When she saw me taking my dog, Angel, in a wagon to help him to be released from his suffering, she understood. When I came home without Angel, I found an arrangement of cactus with a sympathy card in front of my door. She had a little blind senior dog, and she understood.
Once in a while, we understand and act with compassion without any expectation. As a buddhist, I call it a buddha moment.
I didn’t know her well. We lived in the same building and see each other in elevator cars. We had small talks about dogs. Eventually, I got a new dog. When I saw her in a laundry room, she told me she lost her little dog. I gave her a hug. She also told me that she had got officially married with her live-in partner, and I hugged her again.
She was a little older than me, but looked robust and energetic.
I attended her funeral service a couple days ago.
It was a simple, short service in a funeral home. She seemed to be childless. Relatives and friends talked about her. Her husband talked about how they met and how was her last days. She seemed to enjoy her life at full, then suffer a lot, and finally be released from the suffering from her health condition.
I’ve been living in an apartment building for about 15 years.

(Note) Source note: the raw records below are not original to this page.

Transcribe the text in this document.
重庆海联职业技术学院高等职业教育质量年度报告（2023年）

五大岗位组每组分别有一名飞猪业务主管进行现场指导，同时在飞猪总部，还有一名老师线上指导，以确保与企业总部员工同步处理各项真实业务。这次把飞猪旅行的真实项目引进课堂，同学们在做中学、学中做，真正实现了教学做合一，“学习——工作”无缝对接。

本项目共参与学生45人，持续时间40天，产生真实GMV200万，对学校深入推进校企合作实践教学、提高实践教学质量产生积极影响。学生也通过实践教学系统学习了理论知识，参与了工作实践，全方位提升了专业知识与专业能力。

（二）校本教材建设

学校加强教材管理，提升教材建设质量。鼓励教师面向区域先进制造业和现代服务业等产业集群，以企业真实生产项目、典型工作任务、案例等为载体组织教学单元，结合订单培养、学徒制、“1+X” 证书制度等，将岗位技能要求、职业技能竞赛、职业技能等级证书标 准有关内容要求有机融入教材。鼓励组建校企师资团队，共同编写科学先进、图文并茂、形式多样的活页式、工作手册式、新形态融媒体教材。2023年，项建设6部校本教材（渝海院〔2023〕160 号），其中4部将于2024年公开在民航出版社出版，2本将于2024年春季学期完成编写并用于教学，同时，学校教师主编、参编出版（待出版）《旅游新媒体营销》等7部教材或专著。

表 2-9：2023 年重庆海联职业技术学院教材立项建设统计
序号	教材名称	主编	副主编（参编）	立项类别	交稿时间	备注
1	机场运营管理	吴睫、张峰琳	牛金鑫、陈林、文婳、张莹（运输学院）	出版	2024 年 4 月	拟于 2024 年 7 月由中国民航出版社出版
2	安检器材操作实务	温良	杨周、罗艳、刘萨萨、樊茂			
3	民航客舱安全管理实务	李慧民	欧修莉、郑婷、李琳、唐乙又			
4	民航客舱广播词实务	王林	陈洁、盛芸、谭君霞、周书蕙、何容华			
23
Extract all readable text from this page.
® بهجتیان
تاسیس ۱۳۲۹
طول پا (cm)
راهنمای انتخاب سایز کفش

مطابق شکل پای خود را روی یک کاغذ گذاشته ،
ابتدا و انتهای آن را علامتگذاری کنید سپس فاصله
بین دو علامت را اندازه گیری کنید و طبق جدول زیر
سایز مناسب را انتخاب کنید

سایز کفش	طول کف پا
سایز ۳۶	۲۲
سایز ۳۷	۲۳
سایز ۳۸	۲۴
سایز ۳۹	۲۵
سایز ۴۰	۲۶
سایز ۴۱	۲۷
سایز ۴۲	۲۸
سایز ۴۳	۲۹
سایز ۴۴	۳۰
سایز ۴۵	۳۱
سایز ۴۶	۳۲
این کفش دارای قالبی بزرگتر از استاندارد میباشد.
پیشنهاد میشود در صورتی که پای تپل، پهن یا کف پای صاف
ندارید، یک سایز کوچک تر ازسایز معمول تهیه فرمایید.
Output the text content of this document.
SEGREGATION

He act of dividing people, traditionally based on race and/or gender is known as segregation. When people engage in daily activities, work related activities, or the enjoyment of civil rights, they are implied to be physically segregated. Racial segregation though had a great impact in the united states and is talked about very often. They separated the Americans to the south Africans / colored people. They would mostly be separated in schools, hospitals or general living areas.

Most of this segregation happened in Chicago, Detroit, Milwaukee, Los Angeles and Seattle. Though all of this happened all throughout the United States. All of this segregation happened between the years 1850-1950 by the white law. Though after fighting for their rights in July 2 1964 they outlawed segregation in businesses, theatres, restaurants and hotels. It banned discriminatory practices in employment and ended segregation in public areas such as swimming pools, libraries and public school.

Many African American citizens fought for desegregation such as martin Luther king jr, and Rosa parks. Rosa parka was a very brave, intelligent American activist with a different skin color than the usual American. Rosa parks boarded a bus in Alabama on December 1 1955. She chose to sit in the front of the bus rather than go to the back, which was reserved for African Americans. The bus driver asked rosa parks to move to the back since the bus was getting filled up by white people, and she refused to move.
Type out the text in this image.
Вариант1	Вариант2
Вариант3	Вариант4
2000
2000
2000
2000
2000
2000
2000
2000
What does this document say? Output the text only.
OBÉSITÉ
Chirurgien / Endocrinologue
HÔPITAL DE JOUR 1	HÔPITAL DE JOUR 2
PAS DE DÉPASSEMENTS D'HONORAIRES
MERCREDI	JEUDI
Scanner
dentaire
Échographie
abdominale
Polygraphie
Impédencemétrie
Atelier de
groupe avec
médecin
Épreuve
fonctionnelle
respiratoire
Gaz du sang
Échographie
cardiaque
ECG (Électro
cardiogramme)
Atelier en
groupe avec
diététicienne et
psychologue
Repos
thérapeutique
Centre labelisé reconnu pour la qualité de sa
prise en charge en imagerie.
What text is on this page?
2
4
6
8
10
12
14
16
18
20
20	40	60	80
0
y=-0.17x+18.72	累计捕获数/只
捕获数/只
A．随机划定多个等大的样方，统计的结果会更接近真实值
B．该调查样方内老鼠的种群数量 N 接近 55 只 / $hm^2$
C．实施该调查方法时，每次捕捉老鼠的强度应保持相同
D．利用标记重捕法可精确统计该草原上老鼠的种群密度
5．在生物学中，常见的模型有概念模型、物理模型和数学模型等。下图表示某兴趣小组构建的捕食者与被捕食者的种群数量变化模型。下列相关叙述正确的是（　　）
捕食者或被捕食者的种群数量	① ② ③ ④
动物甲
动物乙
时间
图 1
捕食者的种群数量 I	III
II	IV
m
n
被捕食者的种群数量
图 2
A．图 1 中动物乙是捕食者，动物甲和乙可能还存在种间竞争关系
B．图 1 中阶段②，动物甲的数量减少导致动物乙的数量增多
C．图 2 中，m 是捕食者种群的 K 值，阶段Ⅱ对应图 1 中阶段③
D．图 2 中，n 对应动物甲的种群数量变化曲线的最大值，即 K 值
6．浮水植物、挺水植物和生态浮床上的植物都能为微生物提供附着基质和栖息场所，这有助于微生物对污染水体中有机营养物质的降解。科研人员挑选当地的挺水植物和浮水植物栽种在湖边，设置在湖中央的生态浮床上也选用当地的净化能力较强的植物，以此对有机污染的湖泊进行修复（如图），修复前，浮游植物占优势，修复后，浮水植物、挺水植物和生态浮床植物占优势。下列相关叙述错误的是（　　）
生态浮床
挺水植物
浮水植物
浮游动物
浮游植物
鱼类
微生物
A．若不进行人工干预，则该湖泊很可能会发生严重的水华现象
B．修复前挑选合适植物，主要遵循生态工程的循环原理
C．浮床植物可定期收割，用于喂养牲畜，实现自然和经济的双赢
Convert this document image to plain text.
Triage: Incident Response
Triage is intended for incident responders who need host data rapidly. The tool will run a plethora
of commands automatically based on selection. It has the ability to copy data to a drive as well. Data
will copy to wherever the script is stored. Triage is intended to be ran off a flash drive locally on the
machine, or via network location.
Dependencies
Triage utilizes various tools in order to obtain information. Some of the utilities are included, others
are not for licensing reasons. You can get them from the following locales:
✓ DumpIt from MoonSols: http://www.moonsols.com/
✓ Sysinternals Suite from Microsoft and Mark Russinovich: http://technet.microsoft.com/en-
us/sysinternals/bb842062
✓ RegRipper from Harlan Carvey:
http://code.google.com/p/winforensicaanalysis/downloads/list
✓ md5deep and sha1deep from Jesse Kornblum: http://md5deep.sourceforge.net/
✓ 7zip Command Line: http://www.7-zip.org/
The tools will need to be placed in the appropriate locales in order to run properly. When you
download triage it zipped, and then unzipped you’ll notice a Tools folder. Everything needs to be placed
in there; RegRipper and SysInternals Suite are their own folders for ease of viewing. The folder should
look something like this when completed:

Younger people move as their life’s situation changes. Older people won’t move. They disappear. My building has less than 100 units and babies are born, and people die. It contains all the life stages.
Our past and our future are contained in our presence. Life is fragile, evanescent, and fleeting, but all-embracing. Live your present fully.
The service ended with kaddish. And I felt deep yearning for the quietude she was in, looking at the simple casket.